URLRewriting in SimpleXist

Earlier on in the year I set up a SimpleXist system as a basis for training xquery and the XRX method on the eXist database. The simpler, “code in the file system, data in the database” idiom the guys were used to and a clean, minimal setup has proved pretty successful. Now we’re doing more complex things, having all our urls as project/something.xql has become a bit of pain. It would be nice to be able to do something prettier and more “REST” like getting project/123 turned into project/projects.xql?id=123 automatically. What we need is a URLRewriter.

Originally I didn’t use rewriting in SimpleXist as I was only after the basics, though I also  never cared for the complexities of either the internal eXist rewriter or the various XProc offerings. [actually, I was seriously tempted to set up SimpleXist using Cocoon which is excellent, but sadly it’s a bit old now, needs eXist as a block and could become obsolete at a stroke in a future eXist version].

What I went looking for was a rewriter that would do it’s job and then get out of the way, with a simple but flexible syntax. As with everything else in this project, if possible I wanted to leverage something people might already know – a bit like mod-rewrite in fact. A bit of research led me to a neat little web filter for servlet containers called UrlRewriteFilter by Paul Tuckey which seemed to fit the bill.

There’s a short, well documented, install on the site, but to reprise in SimpleXist:

  1. Put urlrewritefilter-4.0.3.jar into ROOT/WEB-INF/lib .
  2. Add the following to ROOT/WEB-INF/web.xml just after
    <display-name>SimpleXist</display-name>

    <filter>
      <filter-name>UrlRewriteFilter</filter-name>
      <filter-class>org.tuckey.web.filters.urlrewrite.UrlRewriteFilter
      </filter-class>
    <init-param>
      <param-name>logLevel</param-name>
      <!-- Go to DEBUG if you want chatty -->
      <param-value>INFO</param-value>
    </init-param>
    </filter>
    <filter-mapping>
        <filter-name>UrlRewriteFilter</filter-name>
        <url-pattern>/*</url-pattern>
        <dispatcher>REQUEST</dispatcher>
        <dispatcher>FORWARD</dispatcher>
    </filter-mapping>

Create a urlrewrite.xml file to hold our rules in ROOT/WEB-INF and put in the following:

<?xml version="1.0" encoding="utf-8"?>
<!DOCTYPE urlrewrite PUBLIC "-//tuckey.org//DTD UrlRewrite 4.0//EN"
 "http://www.tuckey.org/res/dtds/urlrewrite4.0.dtd">
<urlrewrite>
 <!-- Rules go here.
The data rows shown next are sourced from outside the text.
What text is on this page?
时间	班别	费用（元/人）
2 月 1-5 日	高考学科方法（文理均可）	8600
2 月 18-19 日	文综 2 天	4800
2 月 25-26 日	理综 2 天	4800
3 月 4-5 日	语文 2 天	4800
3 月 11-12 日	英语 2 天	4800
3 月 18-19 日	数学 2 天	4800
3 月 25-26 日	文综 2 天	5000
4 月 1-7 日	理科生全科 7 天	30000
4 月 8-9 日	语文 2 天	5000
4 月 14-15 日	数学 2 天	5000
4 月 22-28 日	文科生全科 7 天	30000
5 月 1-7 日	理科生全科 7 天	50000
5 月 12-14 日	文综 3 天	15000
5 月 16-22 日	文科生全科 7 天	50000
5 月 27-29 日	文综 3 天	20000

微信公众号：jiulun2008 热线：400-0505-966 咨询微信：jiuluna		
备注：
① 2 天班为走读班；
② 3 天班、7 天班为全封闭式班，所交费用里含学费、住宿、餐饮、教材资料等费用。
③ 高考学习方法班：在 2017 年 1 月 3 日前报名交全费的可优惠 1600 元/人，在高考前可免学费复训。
Default matcher is regexp. -->
<rule>
 <name>Project resources passthrough</name>
 <from>^.*/resources/.*$</from>
 <to last="true">-</to>
 </rule>
<rule>
 <name>Neat URL</name>
 <from>^/project1/([0-9]+)$</from>
 <to>/project1/index.xql?id=$1</to>
 </rule>
<rule match-type="wildcard">
 <name>Redirect oldproject</name>
 <from>/oldproject/**</from>
 <to type="redirect">/newproject/$1</to>
 </rule>
</urlrewrite>

Restart Jetty and try http://127.0.0.1:8080/rewrite-status : you should get status messages and the current ruleset. There is a comprehensive manual and a long list of examples but the above is a starter for three:

  1. Static resources are passed through as are (to dest = -). Stop matching here if fired (last=true).
  2. Using default regexp matcher, invisibly forward /project1/22 to /project1/list.xql?id=22.
  3. Used simpler wildcard matcher to redirect anything /oldproject to /newproject

Note: Rule 1 is useful because it stops static resources forcing the whole rule set to be evaluated for best match (which is the default).

With just these three, we’ve got the basis for project-wide rules, feeds, simpler URLs etc. Of course this is just the start; we can use <condition>, <set> and a host of other features to make more complex rules. I’m wary though of going too far down this road though as it’s easy to end up putting more and more of the application logic in here, when it should be in the code or creating a tight coupling of passed-in values.

All in all UrlRewriter has been really useful. It’s allowed us to write cleaner URLs, without a lot of extra know-how and is complex enough to do more if we need it to. Result!